In this decision to return to square one, Girlfriends ponders privilege, perseverance, and the pressures of individuality in the life of a 27-year-old with nothing to show for striking out on her own in the big smoke. It’s that perfect, over-achiever fairy-tale that we’ve seen in entrepreneurial legends and big screen biopics; a perfect specimen pushes themselves to the limit and they become Margaret Thatcher, Serena Williams, or, lately, Elon Musk. Marta’s story is a little more conventional - she came from a country town in Spain to try her luck with the artists in the city, but when her photojournalism career tanks while her friend’s modelling soars, it is the ultimate bit of cringe to see the girl who risked it all fail, while the girl born into luxury floats effortlessly.

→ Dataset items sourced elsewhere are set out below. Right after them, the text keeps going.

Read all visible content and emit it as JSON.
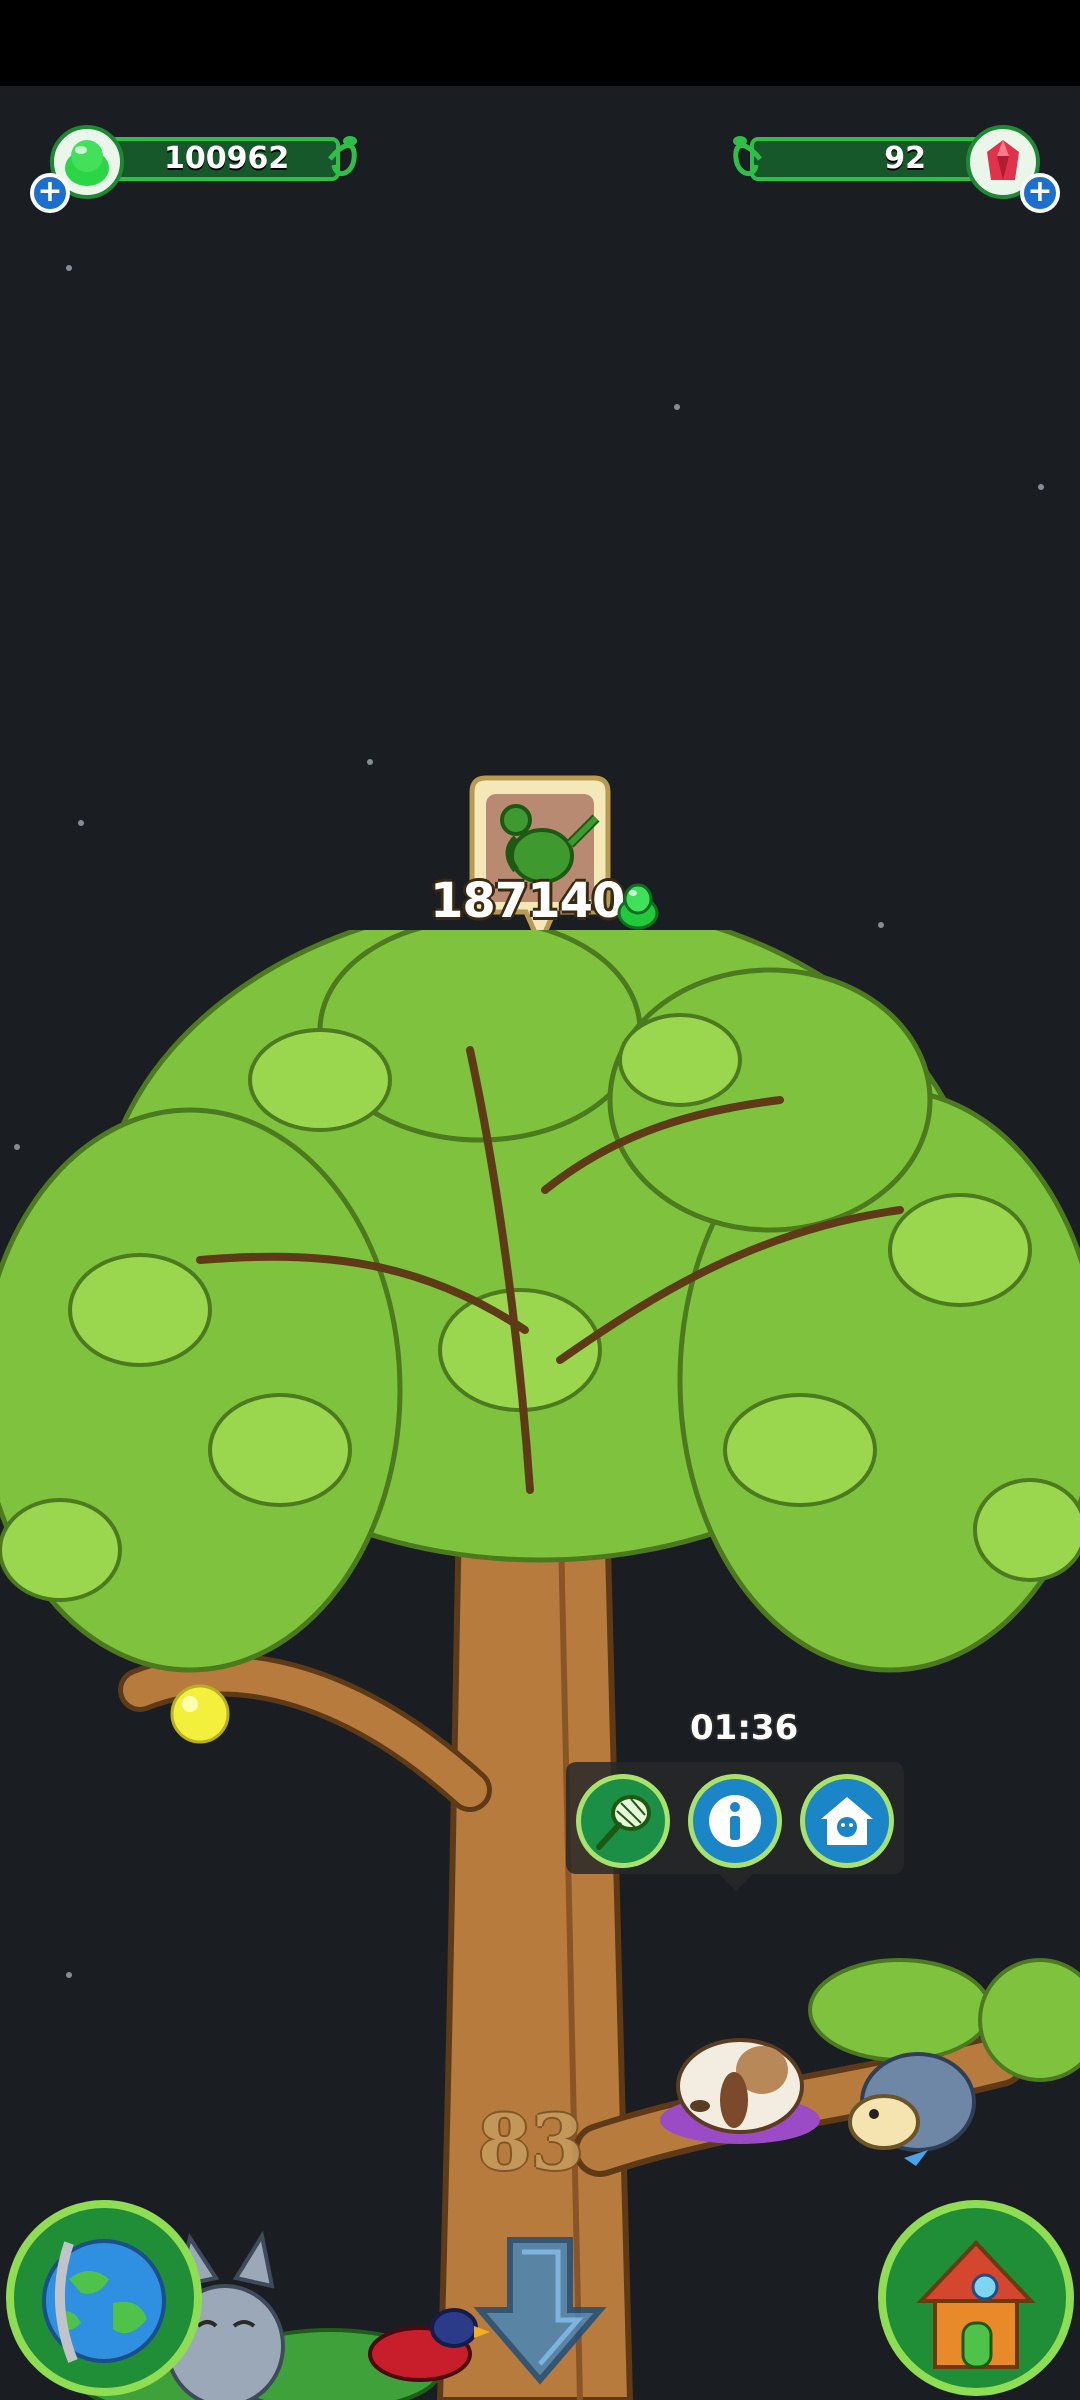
{
  "currency": {
    "jelly": {
      "value": "100962",
      "icon": "green-jelly-icon",
      "add_icon": "plus-icon"
    },
    "gems": {
      "value": "92",
      "icon": "red-gem-icon",
      "add_icon": "plus-icon"
    }
  },
  "upgrade": {
    "icon": "watering-can-icon",
    "cost": "187140",
    "cost_icon": "green-jelly-icon"
  },
  "tree": {
    "level": "83",
    "timer": "01:36"
  },
  "actions": [
    {
      "name": "net",
      "icon": "butterfly-net-icon"
    },
    {
      "name": "info",
      "icon": "info-icon"
    },
    {
      "name": "shelter",
      "icon": "animal-house-icon"
    }
  ],
  "nav": {
    "world": "globe-icon",
    "scroll_down": "down-arrow-icon",
    "home": "house-icon"
  },
  "colors": {
    "background": "#1a1e22",
    "leaf": "#7fc23d",
    "trunk": "#b77b3e",
    "ui_green": "#2fbf48"
  }
}
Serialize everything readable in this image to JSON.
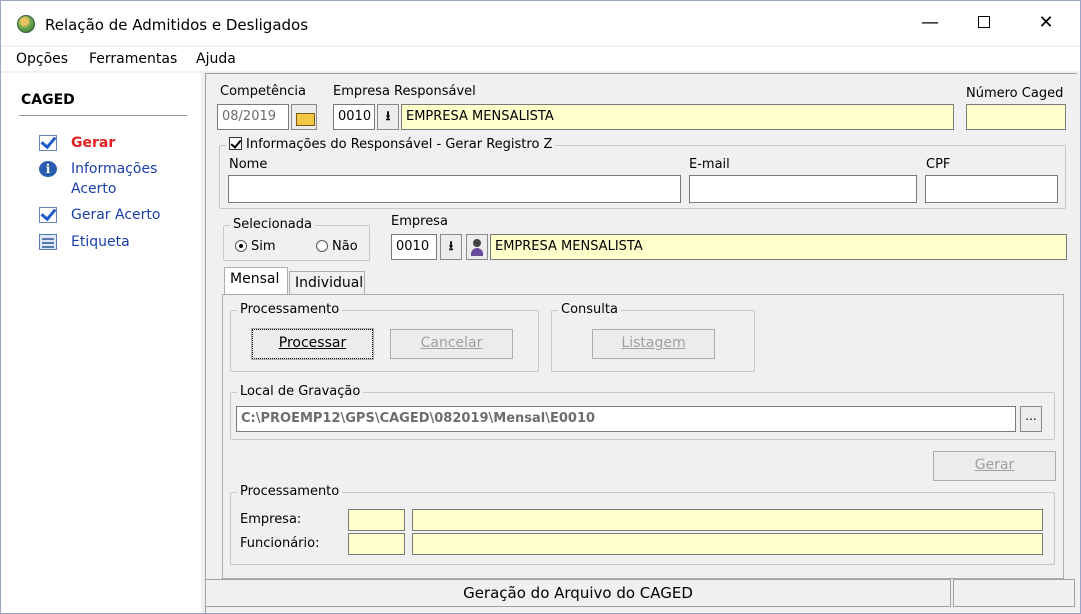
{
  "window": {
    "title": "Relação de Admitidos e Desligados",
    "minimize": "—",
    "close": "✕"
  },
  "menu": [
    "Opções",
    "Ferramentas",
    "Ajuda"
  ],
  "sidebar": {
    "title": "CAGED",
    "items": [
      {
        "label": "Gerar",
        "icon": "check-icon",
        "active": true
      },
      {
        "label": "Informações",
        "label2": "Acerto",
        "icon": "info-icon"
      },
      {
        "label": "Gerar Acerto",
        "icon": "check-icon"
      },
      {
        "label": "Etiqueta",
        "icon": "label-icon"
      }
    ]
  },
  "form": {
    "competencia_label": "Competência",
    "competencia_value": "08/2019",
    "empresa_resp_label": "Empresa Responsável",
    "empresa_resp_code": "0010",
    "empresa_resp_name": "EMPRESA MENSALISTA",
    "numero_caged_label": "Número Caged",
    "numero_caged_value": "",
    "responsavel_group": "Informações do Responsável - Gerar Registro Z",
    "nome_label": "Nome",
    "email_label": "E-mail",
    "cpf_label": "CPF",
    "selecionada_group": "Selecionada",
    "sim_label": "Sim",
    "nao_label": "Não",
    "empresa_label": "Empresa",
    "empresa_code": "0010",
    "empresa_name": "EMPRESA MENSALISTA",
    "dropdown_glyph": "⭳"
  },
  "tabs": [
    "Mensal",
    "Individual"
  ],
  "mensal": {
    "processamento_group": "Processamento",
    "processar_label": "Processar",
    "cancelar_label": "Cancelar",
    "consulta_group": "Consulta",
    "listagem_label": "Listagem",
    "local_group": "Local de Gravação",
    "local_path": "C:\\PROEMP12\\GPS\\CAGED\\082019\\Mensal\\E0010",
    "browse_label": "...",
    "gerar_label": "Gerar",
    "processamento2_group": "Processamento",
    "empresa_label": "Empresa:",
    "funcionario_label": "Funcionário:"
  },
  "status": {
    "message": "Geração do Arquivo do CAGED"
  }
}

Upon returning to her hometown, Marta is a glammed-up city chick, waltzing with attitude and purpose, both of which face bouts with blunt force trauma as Girlfriends works to get to the bottom of what exactly success is. Is it marked by happiness or accolades? 

“Where are you going, Batman?” two boys ask Marta at the bus stop as she smoulders past in the beginning of the movie. Marta’s style slowly regresses to childish as living with parents, job searching and drinking all day lowers the burdensome expectations while unappealing character traits are confronted by friends and family alike. Maturity is a process not mastered naturally, which is the key driver for Girlfriend’s narrative in the second half where miracle solutions are not found, and passions are fleeting. 
There was a key moment in Girlfriends where I was taken back to Spider-Man 2, as Peter struggled with the evaporation of his powers only to find that internal discontent was leading to his lacklustre performance. This is a classic ‘fall-from-grace’ storyline, but audiences might find it easier to project themselves onto a young fashion-photographer from Spain, rather than a web-slinging action-photographer from New York.